2004 Pontins Brass Band Championships - Retrospective: Third Section


A very difficult test for the Third Section, but two bands proved that they were a class above the rest in a contest that all the bands impressed the judges.

United Norwest 2000 Brass
United Norwest 2000 Brass celebrate their win

Two outstanding performances were the highlight of the Third Section, where the eventual victors were United Norwest 2000 Brass, conducted by Jamie Meredith, who just pipped Christopher Wormald and his Hoover (Bolton) Band into second place with a tremendous performance of the very difficult "Prelude and Jubilate" by Darrol Barry that proved a most severe test for the competing bands here.

In fact, it would have taken some pretty good standard first section bands to overcome the exposed and rather treacherous opening "Prelude" which was openly scored in an exposed fashion for the soprano in particular and which required both strong nerves and a fine sense of balance and tuning to sound in control.

The top two certainly did that in spades though, with Hoover (Bolton) setting a superb maker off the number 1 slot (they were drawn number 3, but the two bands above them withdrew), and that left Christopher Wormald with a mad dash from the judges box of Section 4 to the back stage dressing rooms to get his band ready - that he did it proved that he is a man with nerves of steel and a running style of Steve Cram.

In fact the two judges Malcolm Brownbill and David Read remarked that they felt that these were the two outstanding performances on the day, although they made the point that the two themselves differed greatly from each other in terms of musical approach.  It was however the more rhythmically driven and purposeful reading from United Norwest 2000 Brass that gave them the title ahead of the more restrained and controlled performance from Hoover (Bolton).

David Read told 4BR that, "The top two performances were excellent, but in different ways. One had a great amount of control and attention to detail, whilst the other had so much life and purpose. Both had so much good playing that it was a very difficult decision, but we felt that the winners just captured the essence of the joy of the "Jubilate" and that just gave them the edge."

Both adjudicators were also impressed by the overall standard of all the 18 bands on show and there was much to admire in all the performances, with brave soprano playing and some equally fine euph playing a feature. The solo cornet playing though wasn't a highlight and David Read (a no mean top man himself) was rather puzzled by the fact that so many players had problems maintaining the pitch of their longer notes and maintaining breath control.

Still the top two prizewinners were excellent in nearly every regard and Jamie Meredith, the winning MD was a very pleased Welshman (he hails from Abergavenny no less!) when he spoke to us before he had to speed off and play with the BT in rehearsal for the top section contest the next day. "This is a brilliant achievement for the band," he said. "We played the "Jubilate" at a concert just a week ago, so we knew we could produce a good second half to the test piece, but the players really have worked so hard on the difficult "Prelude" and it all came off on stage. The solo players, especially Richard Laycock on soprano were fantastic and the rest of the band responded to what I wanted from them so well. They are a great bunch and I'm really enjoying conducting them."

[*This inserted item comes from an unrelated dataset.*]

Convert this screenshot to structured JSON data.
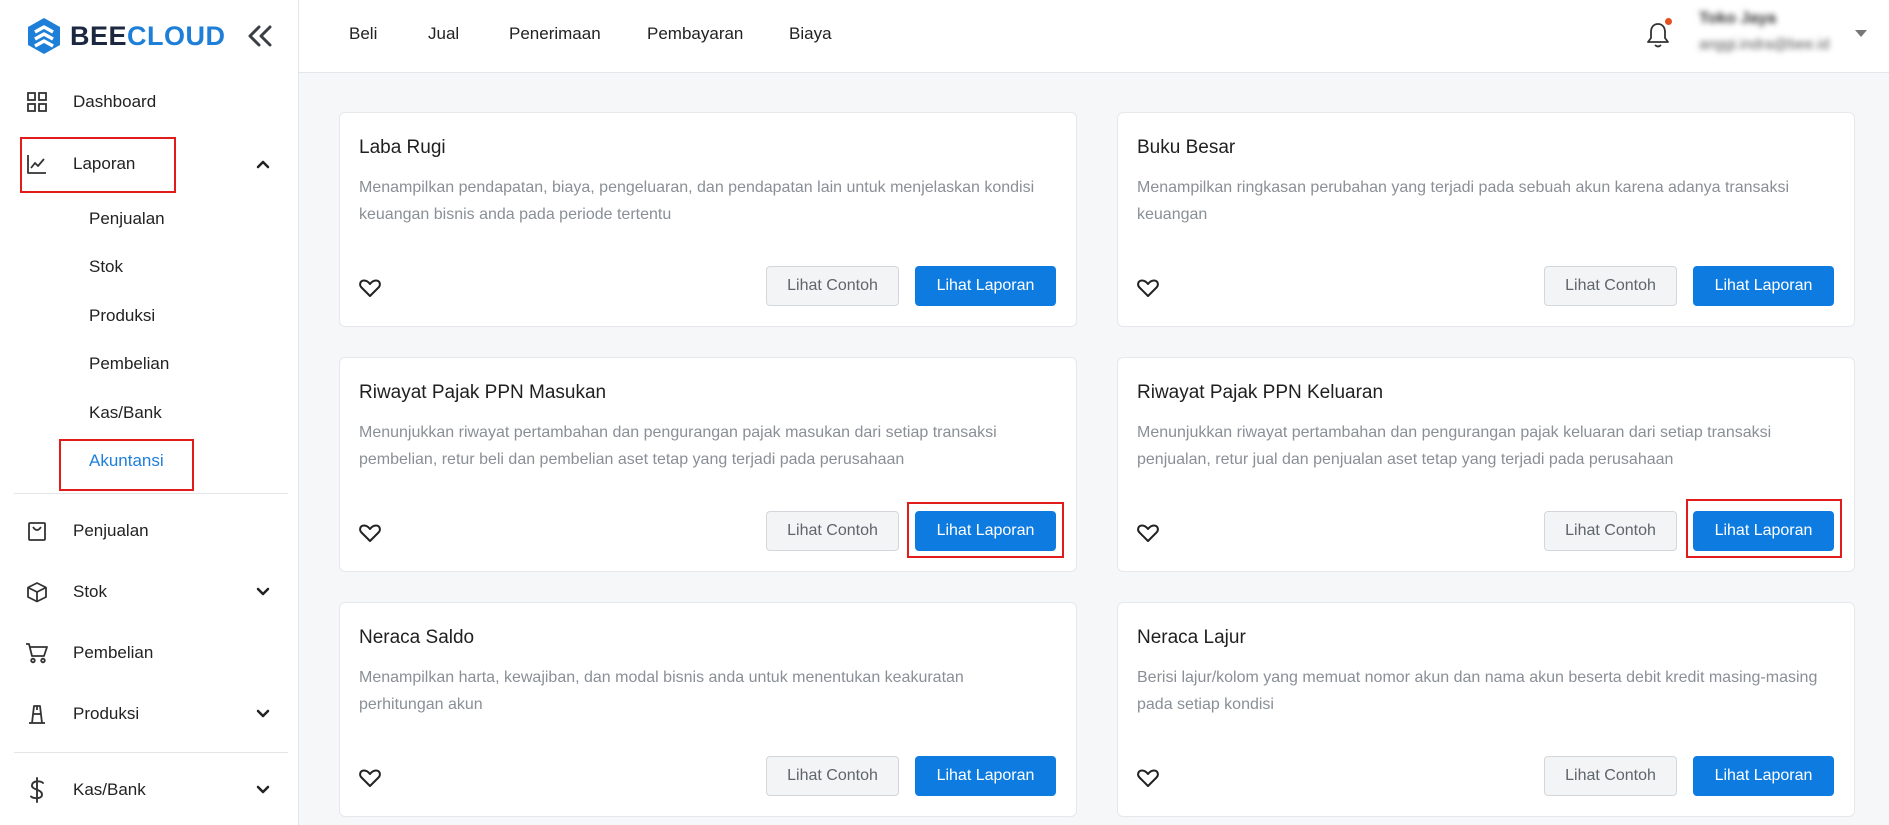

There was also much to admire about the performances from the other top six bands as well, with Trinity Girls under Stuart Barton giving a wonderful account of themselves with a very persuasive rendition, whilst fourth placed Shirland Welfare Training once more impressing under the motherly guidance of Marie Smith. What a tremendously talented bunch of youngsters she is developing, although we understand that a number may be leaving for college this year. Lets hope they retain the brass banding bug and that wherever they go they pick up with a local band in the area - they would be a great loss to the movement if they didn't.

Behind them came Porthaethwy Menai Bridge in fifth place after giving a neat and controlled performance whilst sixth spot went to Whitworth Vale and Healey under John Binns who also gave a performance of merit.

We couldn't really disagree about the results to any extent really, although we felt Boarshurst were a little unlucky to come 13th. All the bands that filled the placings out of the top six had real moments of quality playing about them - although it must be said that mainly took place in the "Jubilate" rather than the "Prelude" which proved a real handful.

One band that had a horrendous start, though through no fault of their own was Wem Jubilee conducted by Roger Thorne, who started with a lovely first entry and were literally blown off stage when the microphone of the compere Denis Wilby shut off with such a bang that it was as if a gun shot had been fired in the Lunars Hall. Roger calmly stopped his band (as both players and audience were stunned) and requested of the judges that they be allowed to start again. This was properly granted by Malcolm Brownbill and Wem set off once more, although they couldn't overcome some obvious nerves and ended up 17th overall.

No such problems for the winners though and the Welshman who has been doing a bit of missionary music work up in the dark and cold area of Crewe where he has set up home and a music business since graduating from Salford University.  A talented and personable young man with a big future ahead of him, and a band who were absolutely delighted with their MD of less than a year who had won them a major prize on his debut at the contest. What a start.